Baca: Mengenal ITCFB, Komunitas Tunanetra Melek Teknologi Informatika
"Template braille tidak tersedia untuk surat suara DPR, DPRD Provinsi, dan DPRD Kota atau Kabupaten,” kata Suripto di TPS 027 yang bertempat di SD Muhammadiyah Danugeran pada Rabu, 17 April 2019. Kondisi tersebut, menurut dia, sama seperti Pemilu 2014. Musababnya, jumlah calon legislatif yang tertera pada ketiga surat suara tersebut mencapai puluhan orang, sementara jumlah partainya ada 16 partai politik. “Kalau pun dibuatkan template braille, kami kesulitan mencoblosnya."
Ukuran surat suara untuk tunanetra lebih lebar karena memuat huruf braille.
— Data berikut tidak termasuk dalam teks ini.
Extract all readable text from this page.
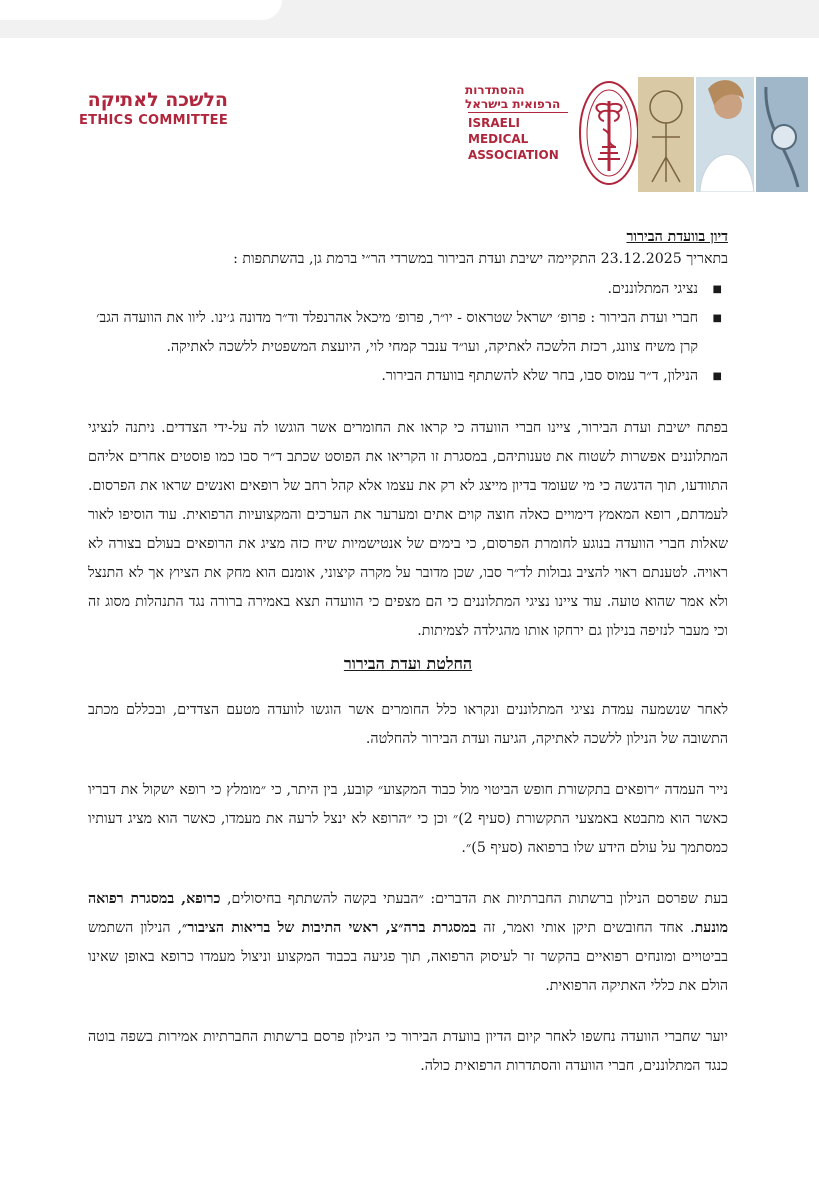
הלשכה לאתיקה
ETHICS COMMITTEE
ההסתדרות
הרפואית בישראל
ISRAELI MEDICAL
ASSOCIATION

דיון בוועדת הבירור

בתאריך 23.12.2025 התקיימה ישיבת ועדת הבירור במשרדי הר״י ברמת גן, בהשתתפות :

■ נציגי המתלוננים.
■ חברי ועדת הבירור : פרופ׳ ישראל שטראוס - יו״ר, פרופ׳ מיכאל אהרנפלד וד״ר מדונה ג׳ינו. ליוו את הוועדה הגב׳ קרן משיח צוונג, רכזת הלשכה לאתיקה, ועו״ד ענבר קמחי לוי, היועצת המשפטית ללשכה לאתיקה.
■ הנילון, ד״ר עמוס סבו, בחר שלא להשתתף בוועדת הבירור.

בפתח ישיבת ועדת הבירור, ציינו חברי הוועדה כי קראו את החומרים אשר הוגשו לה על-ידי הצדדים. ניתנה לנציגי המתלוננים אפשרות לשטוח את טענותיהם, במסגרת זו הקריאו את הפוסט שכתב ד״ר סבו כמו פוסטים אחרים אליהם התוודעו, תוך הדגשה כי מי שעומד בדיון מייצג לא רק את עצמו אלא קהל רחב של רופאים ואנשים שראו את הפרסום. לעמדתם, רופא המאמץ דימויים כאלה חוצה קוים אתים ומערער את הערכים והמקצועיות הרפואית. עוד הוסיפו לאור שאלות חברי הוועדה בנוגע לחומרת הפרסום, כי בימים של אנטישמיות שיח כזה מציג את הרופאים בעולם בצורה לא ראויה. לטענתם ראוי להציב גבולות לד״ר סבו, שכן מדובר על מקרה קיצוני, אומנם הוא מחק את הציוץ אך לא התנצל ולא אמר שהוא טועה. עוד ציינו נציגי המתלוננים כי הם מצפים כי הוועדה תצא באמירה ברורה נגד התנהלות מסוג זה וכי מעבר לנזיפה בנילון גם ירחקו אותו מהגילדה לצמיתות.

החלטת ועדת הבירור

לאחר שנשמעה עמדת נציגי המתלוננים ונקראו כלל החומרים אשר הוגשו לוועדה מטעם הצדדים, ובכללם מכתב התשובה של הנילון ללשכה לאתיקה, הגיעה ועדת הבירור להחלטה.

נייר העמדה ״רופאים בתקשורת חופש הביטוי מול כבוד המקצוע״ קובע, בין היתר, כי ״מומלץ כי רופא ישקול את דבריו כאשר הוא מתבטא באמצעי התקשורת (סעיף 2)״ וכן כי ״הרופא לא ינצל לרעה את מעמדו, כאשר הוא מציג דעותיו כמסתמך על עולם הידע שלו ברפואה (סעיף 5)״.

בעת שפרסם הנילון ברשתות החברתיות את הדברים: ״הבעתי בקשה להשתתף בחיסולים, כרופא, במסגרת רפואה מונעת. אחד החובשים תיקן אותי ואמר, זה במסגרת ברה״צ, ראשי התיבות של בריאות הציבור״, הנילון השתמש בביטויים ומונחים רפואיים בהקשר זר לעיסוק הרפואה, תוך פגיעה בכבוד המקצוע וניצול מעמדו כרופא באופן שאינו הולם את כללי האתיקה הרפואית.

יוער שחברי הוועדה נחשפו לאחר קיום הדיון בוועדת הבירור כי הנילון פרסם ברשתות החברתיות אמירות בשפה בוטה כנגד המתלוננים, חברי הוועדה והסתדרות הרפואית כולה.
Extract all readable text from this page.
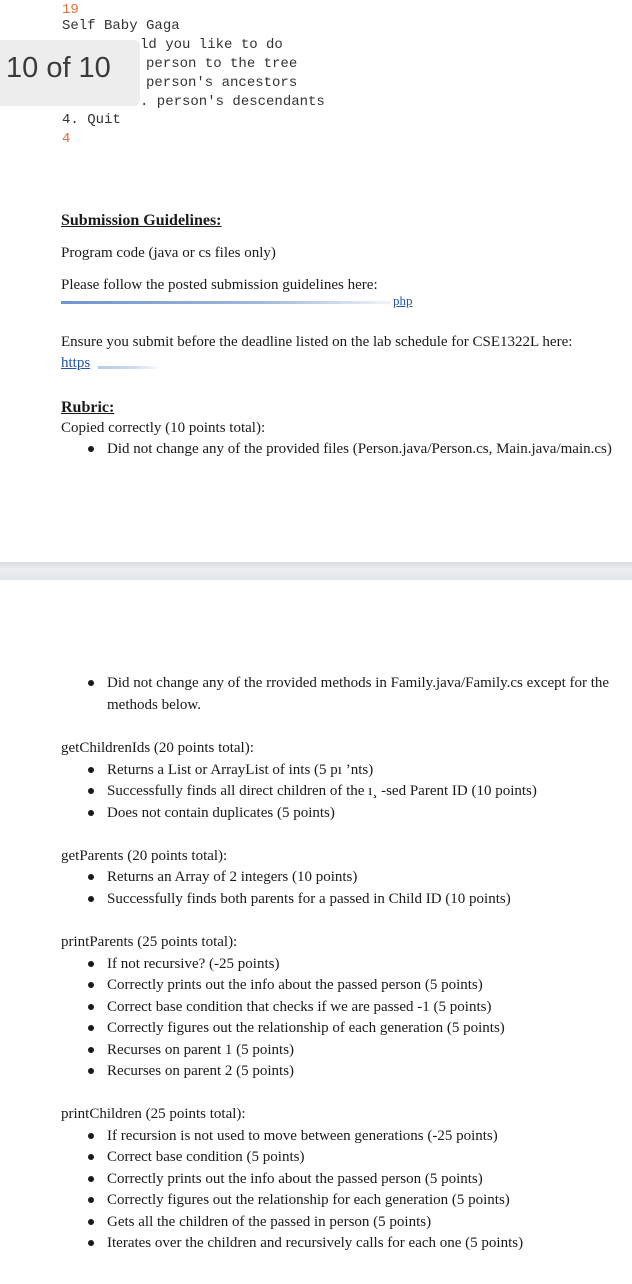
19
Self Baby Gaga
ld you like to do
person to the tree
person's ancestors
. person's descendants
4. Quit
4
10 of 10
Submission Guidelines:
Program code (java or cs files only)
Please follow the posted submission guidelines here:
php
Ensure you submit before the deadline listed on the lab schedule for CSE1322L here:
https
Rubric:
Copied correctly (10 points total):
Did not change any of the provided files (Person.java/Person.cs, Main.java/main.cs)
Did not change any of the rrovided methods in Family.java/Family.cs except for the
methods below.
getChildrenIds (20 points total):
Returns a List or ArrayList of ints (5 pı ’nts)
Successfully finds all direct children of the ı¸ ‐sed Parent ID (10 points)
Does not contain duplicates (5 points)
getParents (20 points total):
Returns an Array of 2 integers (10 points)
Successfully finds both parents for a passed in Child ID (10 points)
printParents (25 points total):
If not recursive? (-25 points)
Correctly prints out the info about the passed person (5 points)
Correct base condition that checks if we are passed -1 (5 points)
Correctly figures out the relationship of each generation (5 points)
Recurses on parent 1 (5 points)
Recurses on parent 2 (5 points)
printChildren (25 points total):
If recursion is not used to move between generations (-25 points)
Correct base condition (5 points)
Correctly prints out the info about the passed person (5 points)
Correctly figures out the relationship for each generation (5 points)
Gets all the children of the passed in person (5 points)
Iterates over the children and recursively calls for each one (5 points)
Sebaliknya, kalau ukuran surat suara sama, maka kolom huruf braille-nya jadi lebih kecil. Berbeda dengan surat suara untuk capres dan cawapres yang hanya terdiri dua pilihan dan calon DPD dari DIY yang memuat 11 nama. “Kalau bisa jumlah parpolnya sedikit saja seperti masa Orde Baru,” kata Suripto sambil tertawa. Dia sendiri menyiasati dengan mencari tahu dan menghafal sosok calon atau partai politik yang akan dipilihnya sebelum hari pencoblosan.
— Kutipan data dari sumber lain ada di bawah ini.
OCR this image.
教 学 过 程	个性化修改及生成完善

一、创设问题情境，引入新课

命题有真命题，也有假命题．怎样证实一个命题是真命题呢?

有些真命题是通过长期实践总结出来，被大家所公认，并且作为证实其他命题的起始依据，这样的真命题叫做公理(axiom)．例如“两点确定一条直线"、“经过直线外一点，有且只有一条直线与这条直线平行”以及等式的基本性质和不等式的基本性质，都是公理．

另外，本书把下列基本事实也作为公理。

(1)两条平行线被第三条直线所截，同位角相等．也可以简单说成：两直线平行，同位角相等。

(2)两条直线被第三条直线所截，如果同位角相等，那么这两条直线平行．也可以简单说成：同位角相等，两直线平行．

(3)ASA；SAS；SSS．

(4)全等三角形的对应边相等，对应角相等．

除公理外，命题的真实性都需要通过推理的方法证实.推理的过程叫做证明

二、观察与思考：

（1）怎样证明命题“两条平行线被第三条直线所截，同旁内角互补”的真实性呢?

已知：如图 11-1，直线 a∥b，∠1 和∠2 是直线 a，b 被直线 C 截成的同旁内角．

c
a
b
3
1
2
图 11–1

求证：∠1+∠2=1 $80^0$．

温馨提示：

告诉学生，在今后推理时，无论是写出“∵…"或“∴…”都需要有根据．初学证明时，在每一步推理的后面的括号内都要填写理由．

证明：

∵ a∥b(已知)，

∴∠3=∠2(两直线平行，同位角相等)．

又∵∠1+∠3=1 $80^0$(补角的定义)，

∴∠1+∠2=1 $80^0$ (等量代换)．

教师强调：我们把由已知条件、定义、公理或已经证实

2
Suripto, 63 tahun, pemilih tunanetra menggunakan hak politiknya di TPS 027 Danunegaran, Yogyakarta, Rabu, 17 April 2019. TEMPO | Pito Agustin Rudiana
Suripto yang sehari-hari menjadi pemijat itu didampingi anaknya, Irma selama mencoblos di bilik suara. Irma membantu Suripto membuka surat suara dan melipatnya kembali. Untuk pencoblosan dilakukan Suripto sendiri. Setidaknya butuh tujuh menit bagi Suripto untuk mencoblos di dalam bilik suara. “Untuk surat suara legislatif, saya bantu menunjukkan letak yang akan dicoblos bapak,” kata Irma.
Artikel terkait: Pemilu 2019, Intip Kisah Difabel dan Lintasan Roda Dadakan
Pemilih tunanetra lainnya, pasangan Dwi Nugroho, 45 tahun dan istrinya, Siti Saadah, 41 tahun juga datang mencoblos setelah mengantre seperti pemilik suara lainnya. Mereka sama-sama didampingi kerabat ketika mencoblos. “Pihak TPS memang menyediakan pendamping, tapi kami lebih nyaman didampingi saudara,” kata Dwi.
Dia mengaku kerepotan untuk mencoblos surat suara calon legislatif yang lebar dan tanpa template braille. Sementara saat simulasi pencoblosan yang digelar Komisi Pemilihan Umum untuk para tunanetra beberapa waktu lalu hanya menggunakan surat suara yang memuat nomor contoh para calon, tanpa memuat nama sebagaimana surat suara asli.
“Jadi saat di TPS kami kesulitan mencari posisi untuk mencoblos karena berbeda,” kata Dwi. Dia mengusulkan dalam surat suara simulasi Pemilu selanjutnya mencantumkan nomer dan nama. Meskipun untuk nama bisa diganti, misalnya dengan nama buah-buahan.
Seusai mencoblos, Dwi juga kesulitan memasukkan surat suara ke dalam kotak-kotak suara yang terpisah karena dibedakan berdasarkan warna. Surat suara capres cawapres berwana abu-abu, DPR RI berwarnaa kuning, DPRD Provinsi berwarna biru, DPRD kota/kabupaten berwarba hijau, dan DPD berwarna merah. “Lebih baik pakai urutan angka dengan braille,” kata Dwi.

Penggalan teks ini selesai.